Every woman understands the frustration of female clothing sizing. It’s a complaint made time and time again but not one that’s ever been rectified. Sorting through clothing brands and the assortment of letters and numbers somehow meant to represent your size, you might as well be digging around for the Q in your alphabet soup.
One brand’s medium is another brand’s small and sometimes no matter what size you buy, none of it fits correctly anyway. It’s an emotionally frustrating experience, trying on things over and over to no avail, nothing draping your hips quite as well as it does the model, not even knowing if you should size up or down but knowing something is off. Despite how accustomed we are to it, it shouldn’t take so much effort just to find clothing.
Most people assume sizing inconsistency is random or simply the result of poor standardization, but the history behind women’s sizing is actually much deeper.
Modern sizing systems were built around limited body data and those “average” measurements historically centered white women.
Clothing was originally custom-made and tailored but because of mass production, standardized sizing quickly became a necessity. Department stores began advertising ready-to-wear fashion and the industry grew rapidly in the early 1900s. Because of growing demand, companies needed a “standard female body” so they could manufacture clothing efficiently.
This led to the work of Ruth O’Brien, a Works Progress Administration statistician who led a 1930s federal sizing study. Thousands of women were measured across the U.S., including women of color and people of all ethnic backgrounds.
However, when it came time to analyze and apply the data, many of those women were excluded. The data largely centered white Anglo-American women while excluding Black women, Jewish women, immigrant women and many Eastern and Southern European ethnic groups.
Although the goal was “normalizing” the female body for industry production, what they achieved was far from it.
This era was heavily influenced by the eugenics movement and the frustration with clothing sizes today is just proof of how we are still being affected by discrimination efforts of the past.
Scientists were obsessed with organizing “ideal” bodies and as a result white European body proportions were treated as the default. Bodies outside of those standards were often viewed as “abnormal” and fashion sizing reflected those biases.
Many of these issues still exist today. Sizing still feels inconsistent and brands still use fit models based on narrow body standards.
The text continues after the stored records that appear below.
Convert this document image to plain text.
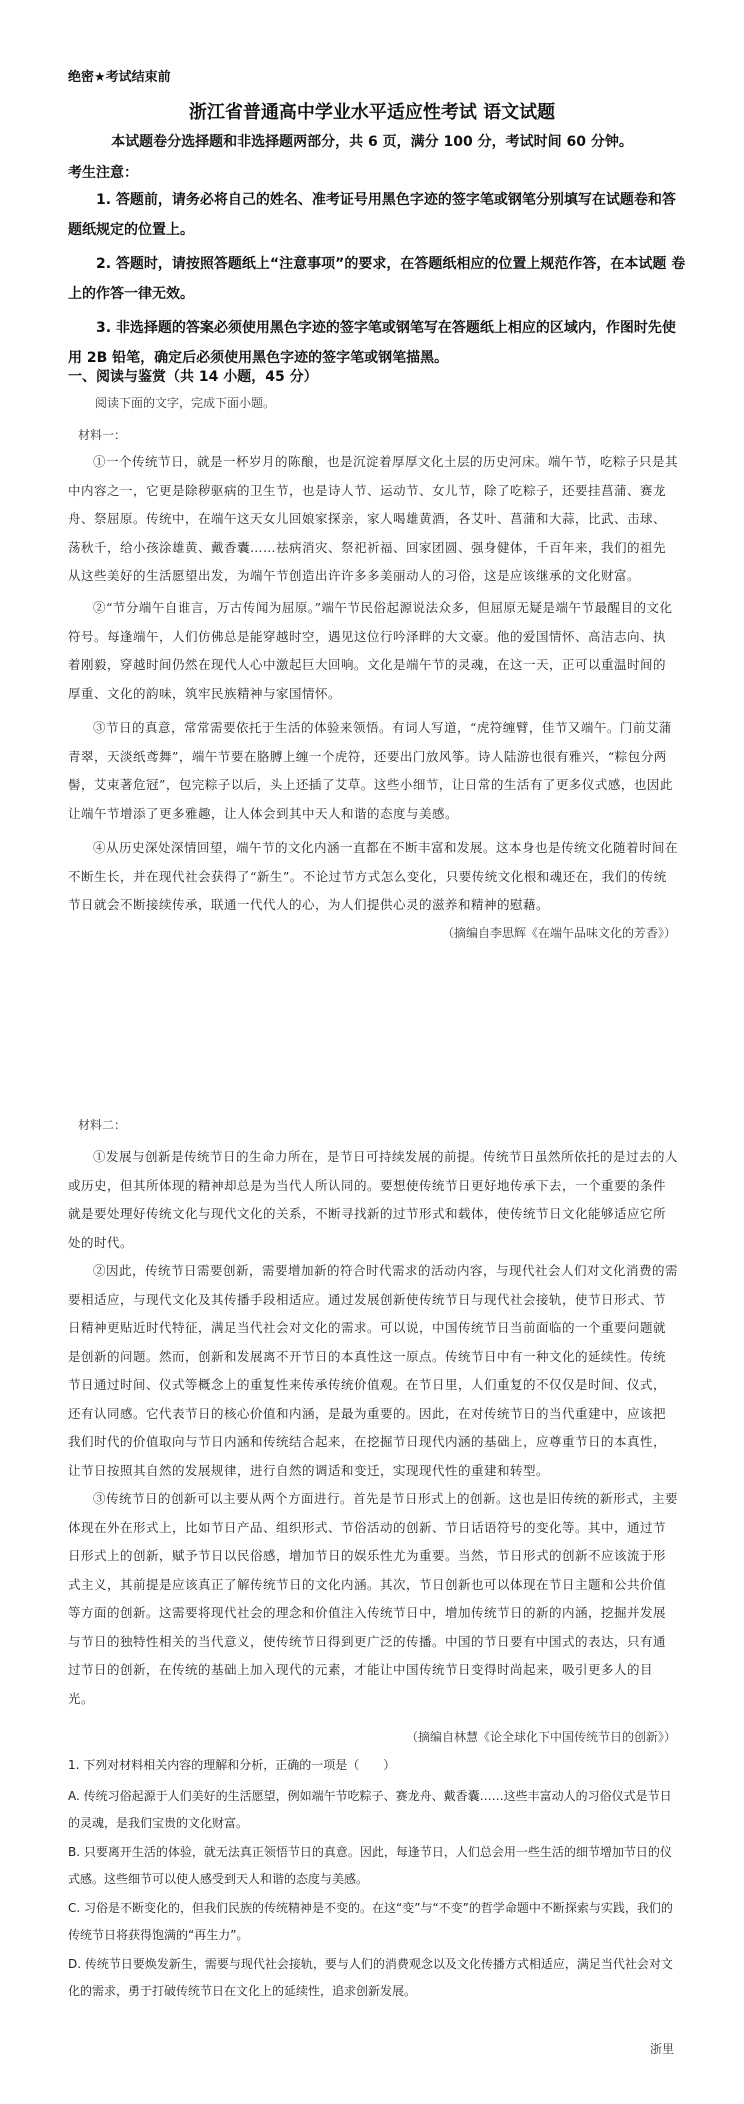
绝密★考试结束前
浙江省普通高中学业水平适应性考试 语文试题
本试题卷分选择题和非选择题两部分，共 6 页，满分 100 分，考试时间 60 分钟。
考生注意：
1. 答题前，请务必将自己的姓名、准考证号用黑色字迹的签字笔或钢笔分别填写在试题卷和答题纸规定的位置上。
2. 答题时，请按照答题纸上“注意事项”的要求，在答题纸相应的位置上规范作答，在本试题 卷上的作答一律无效。
3. 非选择题的答案必须使用黑色字迹的签字笔或钢笔写在答题纸上相应的区域内，作图时先使 用 2B 铅笔，确定后必须使用黑色字迹的签字笔或钢笔描黑。
一、阅读与鉴赏（共 14 小题，45 分）
阅读下面的文字，完成下面小题。
材料一：
①一个传统节日，就是一杯岁月的陈酿，也是沉淀着厚厚文化土层的历史河床。端午节，吃粽子只是其中内容之一，它更是除秽驱病的卫生节，也是诗人节、运动节、女儿节，除了吃粽子，还要挂菖蒲、赛龙舟、祭屈原。传统中，在端午这天女儿回娘家探亲，家人喝雄黄酒，各艾叶、菖蒲和大蒜，比武、击球、荡秋千，给小孩涂雄黄、戴香囊……祛病消灾、祭祀祈福、回家团圆、强身健体，千百年来，我们的祖先从这些美好的生活愿望出发，为端午节创造出许许多多美丽动人的习俗，这是应该继承的文化财富。
②“节分端午自谁言，万古传闻为屈原。”端午节民俗起源说法众多，但屈原无疑是端午节最醒目的文化符号。每逢端午，人们仿佛总是能穿越时空，遇见这位行吟泽畔的大文豪。他的爱国情怀、高洁志向、执着刚毅，穿越时间仍然在现代人心中激起巨大回响。文化是端午节的灵魂，在这一天，正可以重温时间的厚重、文化的韵味，筑牢民族精神与家国情怀。
③节日的真意，常常需要依托于生活的体验来领悟。有词人写道，“虎符缠臂，佳节又端午。门前艾蒲青翠，天淡纸鸢舞”，端午节要在胳膊上缠一个虎符，还要出门放风筝。诗人陆游也很有雅兴，“粽包分两髻，艾束著危冠”，包完粽子以后，头上还插了艾草。这些小细节，让日常的生活有了更多仪式感，也因此让端午节增添了更多雅趣，让人体会到其中天人和谐的态度与美感。
④从历史深处深情回望，端午节的文化内涵一直都在不断丰富和发展。这本身也是传统文化随着时间在不断生长，并在现代社会获得了“新生”。不论过节方式怎么变化，只要传统文化根和魂还在，我们的传统节日就会不断接续传承，联通一代代人的心，为人们提供心灵的滋养和精神的慰藉。
（摘编自李思辉《在端午品味文化的芳香》）
材料二：
①发展与创新是传统节日的生命力所在，是节日可持续发展的前提。传统节日虽然所依托的是过去的人或历史，但其所体现的精神却总是为当代人所认同的。要想使传统节日更好地传承下去，一个重要的条件就是要处理好传统文化与现代文化的关系，不断寻找新的过节形式和载体，使传统节日文化能够适应它所处的时代。
②因此，传统节日需要创新，需要增加新的符合时代需求的活动内容，与现代社会人们对文化消费的需要相适应，与现代文化及其传播手段相适应。通过发展创新使传统节日与现代社会接轨，使节日形式、节日精神更贴近时代特征，满足当代社会对文化的需求。可以说，中国传统节日当前面临的一个重要问题就是创新的问题。然而，创新和发展离不开节日的本真性这一原点。传统节日中有一种文化的延续性。传统节日通过时间、仪式等概念上的重复性来传承传统价值观。在节日里，人们重复的不仅仅是时间、仪式，还有认同感。它代表节日的核心价值和内涵，是最为重要的。因此，在对传统节日的当代重建中，应该把我们时代的价值取向与节日内涵和传统结合起来，在挖掘节日现代内涵的基础上，应尊重节日的本真性，让节日按照其自然的发展规律，进行自然的调适和变迁，实现现代性的重建和转型。
③传统节日的创新可以主要从两个方面进行。首先是节日形式上的创新。这也是旧传统的新形式，主要体现在外在形式上，比如节日产品、组织形式、节俗活动的创新、节日话语符号的变化等。其中，通过节日形式上的创新，赋予节日以民俗感，增加节日的娱乐性尤为重要。当然，节日形式的创新不应该流于形式主义，其前提是应该真正了解传统节日的文化内涵。其次，节日创新也可以体现在节日主题和公共价值等方面的创新。这需要将现代社会的理念和价值注入传统节日中，增加传统节日的新的内涵，挖掘并发展与节日的独特性相关的当代意义，使传统节日得到更广泛的传播。中国的节日要有中国式的表达，只有通过节日的创新，在传统的基础上加入现代的元素，才能让中国传统节日变得时尚起来，吸引更多人的目光。
（摘编自林慧《论全球化下中国传统节日的创新》）
1. 下列对材料相关内容的理解和分析，正确的一项是（　　）
A. 传统习俗起源于人们美好的生活愿望，例如端午节吃粽子、赛龙舟、戴香囊……这些丰富动人的习俗仪式是节日的灵魂，是我们宝贵的文化财富。
B. 只要离开生活的体验，就无法真正领悟节日的真意。因此，每逢节日，人们总会用一些生活的细节增加节日的仪式感。这些细节可以使人感受到天人和谐的态度与美感。
C. 习俗是不断变化的，但我们民族的传统精神是不变的。在这“变”与“不变”的哲学命题中不断探索与实践，我们的传统节日将获得饱满的“再生力”。
D. 传统节日要焕发新生，需要与现代社会接轨，要与人们的消费观念以及文化传播方式相适应，满足当代社会对文化的需求，勇于打破传统节日在文化上的延续性，追求创新发展。
浙里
Women of different races, ethnicities, body compositions, and heights all struggle to find consistent fits.
Fashion is a significant part of many women’s lives. It’s a bonding experience, a major form of expression, and a field we have dominated since the beginning. Clothing should fit you, not the other way around so as women, women need to stop internalizing sizing emotionally when the system itself was built around limited standards. In reality, sizes are arbitrary and the older you get, the more clothes you try on, and the more you return, the more you begin to realize it.
The fashion industry profits from inconsistency and insecurity. How many pieces of clothing have you ordered online just to find out it doesn’t fit even though you know you wear this size in almost every other brand, only for the clothes to sit in the back of your closet until the next cleanout. And I bet maybe you even ordered another in a different size or from a different brand after that.
It’s time for women to stop blaming themselves and start blaming the system because talking about it and pushing brands to improve their sizing does work. More brands today are expanding their sizing ranges and we’re having more conversations around inclusivity. With sizing still being inconsistent, consumers should keep demanding better representation.
Clothing sizes were never objective truths. They were constructed systems based on limited and biased data. So just a reminder, your body and self-worth isn’t defined by a number on a tag, the system is flawed, not you.